Ethiopia, Africa’s second-most populous nation after Nigeria, has long been an ally of the United States, which supplies about $1 billion in aid annually and this US support with the clout it carries could help Ethiopia make significantly much more economic progress than Nigeria and help it better position to take advantage of the African free trade agreement.

Pompeo praised political reforms Abiy has spearheaded ahead of Ethiopia’s upcoming elections. Ethiopians are due vote on Aug. 29 in a balllot Abiy has promised will be free and fair in a bold break from decades of repression.

“A free and credible vote will show that there is no false choice between democracy and security and it will ensure that everyone has a choice,” Pompeo told reporters.

Abiy took power in 2018 following years of anti-government protests.

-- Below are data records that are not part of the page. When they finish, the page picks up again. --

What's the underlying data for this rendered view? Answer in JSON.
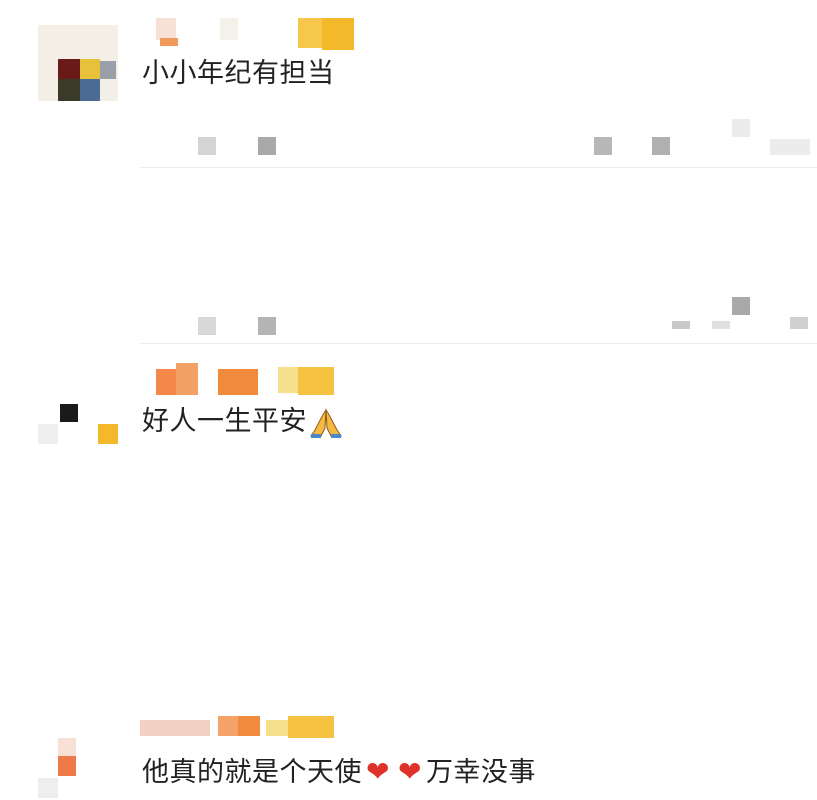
{
  "comments": [
    {
      "text": "小小年纪有担当"
    },
    {
      "text": "好人一生平安"
    },
    {
      "text_before": "他真的就是个天使",
      "text_after": "万幸没事"
    }
  ],
  "icons": {
    "heart": "heart-icon",
    "pray": "folded-hands-icon"
  },
  "colors": {
    "text": "#222222",
    "heart": "#e0302a",
    "pixel_orange": "#f08a3c",
    "pixel_yellow": "#f5c242",
    "pixel_gray": "#bdbdbd"
  }
}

He freed thousands of political prisoners, won the Nobel Peace Prize for ending a long-running conflict with neighbouring Eritrea, and put prominent dissidents and human rights activists in positions of power.

“These aren’t reforms imposed by somebody on the outside. These were reforms that came from Ethiopian people,” Pompeo said.

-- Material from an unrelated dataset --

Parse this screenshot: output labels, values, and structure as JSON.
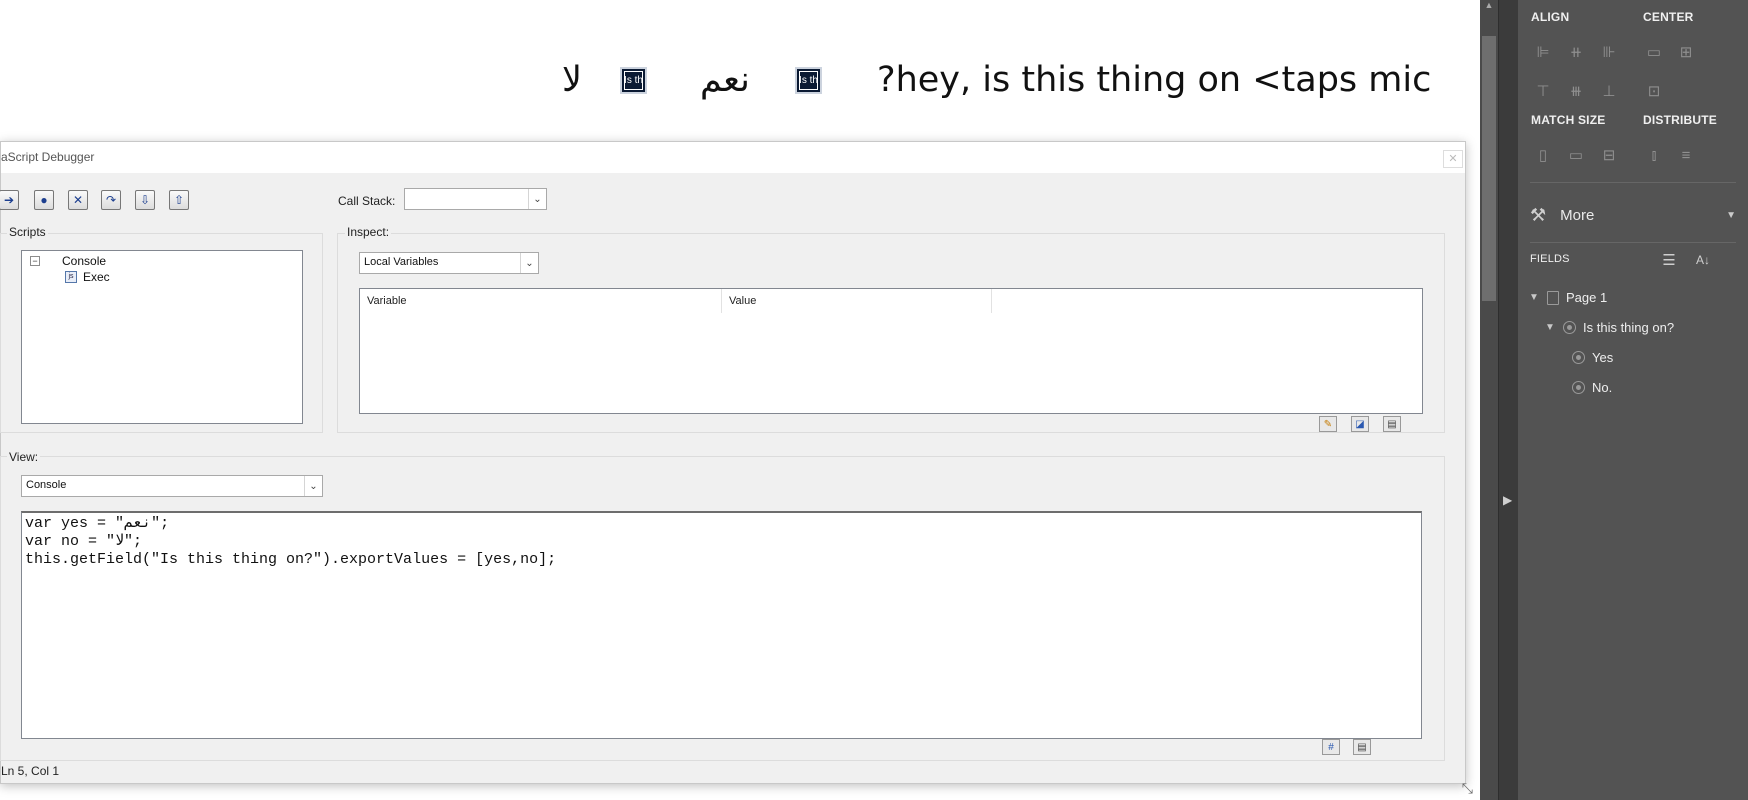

A senior U.S. State Department official told pool reporters said Abiy appeared committed to holding elections on time, although he said Ethiopian security agencies – long used to suppressing political opposition – might need some more training on respecting human rights.

Abiy’s reforms, while applauded abroad, have also unleashed simmering ethnic and political tensions at home as regional powerbrokers jockey for position. More than 2 million of Ethiopia’s 109 million citizens have been displaced, according to the United Nations.

Pompeo is on a tour that has already taken him to Germany, Senegal and Angola. His visit that excludes a stop in Africa’s most populous nation, Nigeria, comes as some African governments are questioning U.S. President Donald Trump’s commitment to their continent.